Onsite Seaway Grille has grown into a local dining hotspot with just as many outside patrons as on-site guests savoring freshly prepared dishes like curried barley, pork chops, and a tender homemade gnocchi served with sage butter, asparagus, prosciutto, and pumpkin seeds, all topped with feta. Executive chef Patrick Leibacher also regularly schedules culinary experiences like a wild game dinner series and a seven continents dinner with dishes paired with wines from across the globe. This culinary inspiration spills over into the adjoining 1000 Islands Bar with local Wood Boat Brewery beers on tap, which are accompanied by small plates like sunflower seed-dusted scallops and a regionally inspired North Country charcuterie board.
Next door to the hotel, step down onto the 49-slip municipal floating dock and look clear to the bottom. You'll see why the St. Lawrence River is a fishing and recreational boater's paradise, as well as a key shipping route due to the seaway's connecting the Atlantic Ocean to the Great Lakes. Dotted with 1,864 islands, many of the Thousand Islands are private and only large enough to accommodate a small cottage. Others, however, grandly display Gilded Age mansions like Boldt and Singer Castles, which are regularly open for tours.
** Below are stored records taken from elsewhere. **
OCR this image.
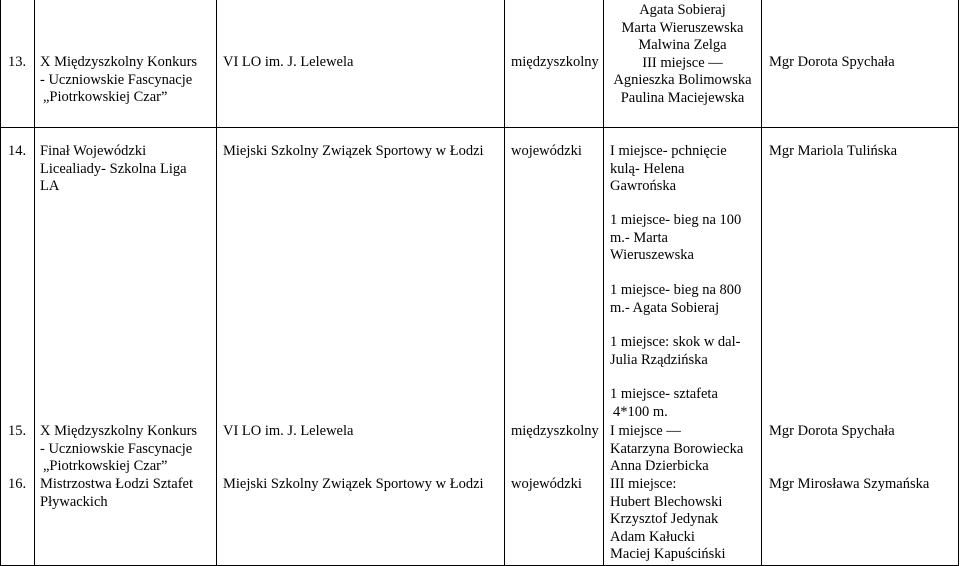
13. X Międzyszkolny Konkurs
- Uczniowskie Fascynacje
„Piotrkowskiej Czar”
VI LO im. J. Lelewela	międzyszkolny
Agata Sobieraj
Marta Wieruszewska
Malwina Zelga
III miejsce —
Agnieszka Bolimowska
Paulina Maciejewska
Mgr Dorota Spychała
14. Finał Wojewódzki
Licealiady- Szkolna Liga
LA
Miejski Szkolny Związek Sportowy w Łodzi wojewódzki I miejsce- pchnięcie
kulą- Helena
Gawrońska
1 miejsce- bieg na 100
m.- Marta
Wieruszewska
1 miejsce- bieg na 800
m.- Agata Sobieraj
1 miejsce: skok w dal-
Julia Rządzińska
1 miejsce- sztafeta
4*100 m.
Mgr Mariola Tulińska
15. X Międzyszkolny Konkurs
- Uczniowskie Fascynacje
„Piotrkowskiej Czar”
VI LO im. J. Lelewela	międzyszkolny I miejsce —
Katarzyna Borowiecka
Anna Dzierbicka
Mgr Dorota Spychała
16. Mistrzostwa Łodzi Sztafet
Pływackich
Miejski Szkolny Związek Sportowy w Łodzi wojewódzki III miejsce:
Hubert Blechowski
Krzysztof Jedynak
Adam Kałucki
Maciej Kapuściński
Mgr Mirosława Szymańska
As part of the hotel's island cruise package, you can board the Muskie, Captain Jeff Garnsey of Classic Island Cruises' 1953 wooden cruiser, for three-hour river excursions. Instead of large double-decker tour boats narrated by an unseen guide over an intercom, Jeff describes what you're seeing right from his wheel on a deck accommodating no more than six passengers. Garnsey customizes his voyages to include local wine and cheese pairings, stops at Boldt Castle, and close-up views of storied homes on Millionaires Row. He also follows a route bootleggers used in the 1930s. Garnsey also incorporates a Shore Dinner Experience into his cruises, featuring traditional ingredients and techniques developed over more than a century ago as St. Lawrence River traditions.